Acaba de pasar por la Casa Góngora una peculiar muestra que, bajo el título De toreros y espíritus, ha reunido en un tándem sorprendente obras de la japonesa Hisae Yanase, la artista recientemente fallecida, leve y de profunda espiritualidad plástica --y de la otra--, y del cordobés Mariano Aguayo, que a sus 87 años hace una pintura cada vez más joven, alegre y rebosante de color. Aguayo ha vuelto a la temática que protagonizó hace seis años su exposición en la desaparecida galería Carmen del Campo, o sea que sigue con refrescantes estampas, entre la vanguardia y lo naif, de toreros y picadores quietos, en espera de una suerte suprema que parece no llegar nunca.

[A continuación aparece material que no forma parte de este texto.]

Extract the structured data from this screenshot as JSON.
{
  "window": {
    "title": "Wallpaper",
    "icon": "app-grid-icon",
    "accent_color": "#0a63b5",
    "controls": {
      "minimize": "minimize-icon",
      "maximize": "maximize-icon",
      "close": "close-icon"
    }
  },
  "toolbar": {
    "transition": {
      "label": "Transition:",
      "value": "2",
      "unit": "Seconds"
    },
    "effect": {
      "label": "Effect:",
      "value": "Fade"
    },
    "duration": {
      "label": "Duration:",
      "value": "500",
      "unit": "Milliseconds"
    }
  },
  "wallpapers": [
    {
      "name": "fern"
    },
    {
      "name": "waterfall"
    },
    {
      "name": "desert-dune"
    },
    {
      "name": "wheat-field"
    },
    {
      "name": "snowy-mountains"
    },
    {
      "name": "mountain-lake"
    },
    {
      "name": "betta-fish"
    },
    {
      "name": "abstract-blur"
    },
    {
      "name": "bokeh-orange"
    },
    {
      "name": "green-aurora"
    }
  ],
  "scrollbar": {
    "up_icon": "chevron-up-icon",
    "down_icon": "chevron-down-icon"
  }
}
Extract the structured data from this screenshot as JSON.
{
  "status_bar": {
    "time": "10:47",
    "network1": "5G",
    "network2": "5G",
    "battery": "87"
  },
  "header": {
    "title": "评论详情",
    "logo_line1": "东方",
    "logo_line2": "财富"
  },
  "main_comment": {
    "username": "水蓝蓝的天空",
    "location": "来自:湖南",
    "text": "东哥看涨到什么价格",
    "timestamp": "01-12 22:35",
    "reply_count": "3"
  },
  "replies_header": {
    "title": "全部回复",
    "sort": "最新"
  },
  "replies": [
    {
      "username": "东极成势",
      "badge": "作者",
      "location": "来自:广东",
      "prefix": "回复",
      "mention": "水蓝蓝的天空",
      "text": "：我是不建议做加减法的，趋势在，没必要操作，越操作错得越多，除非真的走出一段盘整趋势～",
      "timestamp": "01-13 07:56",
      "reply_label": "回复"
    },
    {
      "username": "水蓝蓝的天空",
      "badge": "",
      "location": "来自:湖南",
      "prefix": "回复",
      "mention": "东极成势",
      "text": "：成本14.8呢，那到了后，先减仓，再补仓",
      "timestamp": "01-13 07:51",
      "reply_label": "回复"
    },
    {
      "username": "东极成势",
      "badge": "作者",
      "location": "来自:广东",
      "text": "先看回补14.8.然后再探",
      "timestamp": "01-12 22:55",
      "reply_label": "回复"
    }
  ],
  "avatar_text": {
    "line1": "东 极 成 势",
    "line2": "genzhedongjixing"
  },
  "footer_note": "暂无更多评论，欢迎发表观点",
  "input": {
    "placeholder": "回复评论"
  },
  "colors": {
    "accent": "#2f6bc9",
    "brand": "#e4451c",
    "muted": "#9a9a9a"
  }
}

Mariano Aguayo, un lord andaluz de serena presencia, aunque ni su cabeza ni sus pinceles conocen el descanso, esperó a cumplir los 80 para reinventarse como artista. Y lo hizo regresando a los orígenes. Porque pocos recuerdan que este aristócrata de cuna con alma de pueblo, un hombre libre donde los haya que durante décadas ha recreado con verismo en lienzos y bronces el mundo de la montería, tan afín a su mundo, tuvo en sus comienzos artísticos, allá por los iconoclastas años sesenta, una época en la que prometía como artista de vanguardia tendente a la abstracción. Un periodo en el que, por cierto, también despertó su atención la estética taurina. En 1965 realizó el cartel anunciador de la inauguración de la plaza de toros de Córdoba, y una reinterpretación de aquel toro que se empinaba volvió a servirle para conmemorar con su actual paleta optimista y de manchas planas los primeros cincuenta años del coso. Hoy, cercano ya a los 90, sigue siendo lo que siempre ha sido, un cordobés serio y finamente irónico que tras su pose relajada y un poco indiferente no ha parado de trabajar para el arte, aunque, eso sí, haciendo solo lo que le divierte y al ritmo que le pide el cuerpo. Y eso que su mala salud de hierro le jugó al comienzo de esta década una mala pasada. Un ictus que a punto estuvo de dejarlo sin habla se llevó consigo una de las más ricas facetas de este humanista a la antigua usanza, la de escritor. Con ello perdimos al excepcional narrador que era, atento a la naturaleza y las gentes que la habitan, con sus pasiones y su propio vocabulario. Pero a cambio el ictus le dejó unas ganas tremendas de vivir y pintar. Pintar y vivir bien y despacito.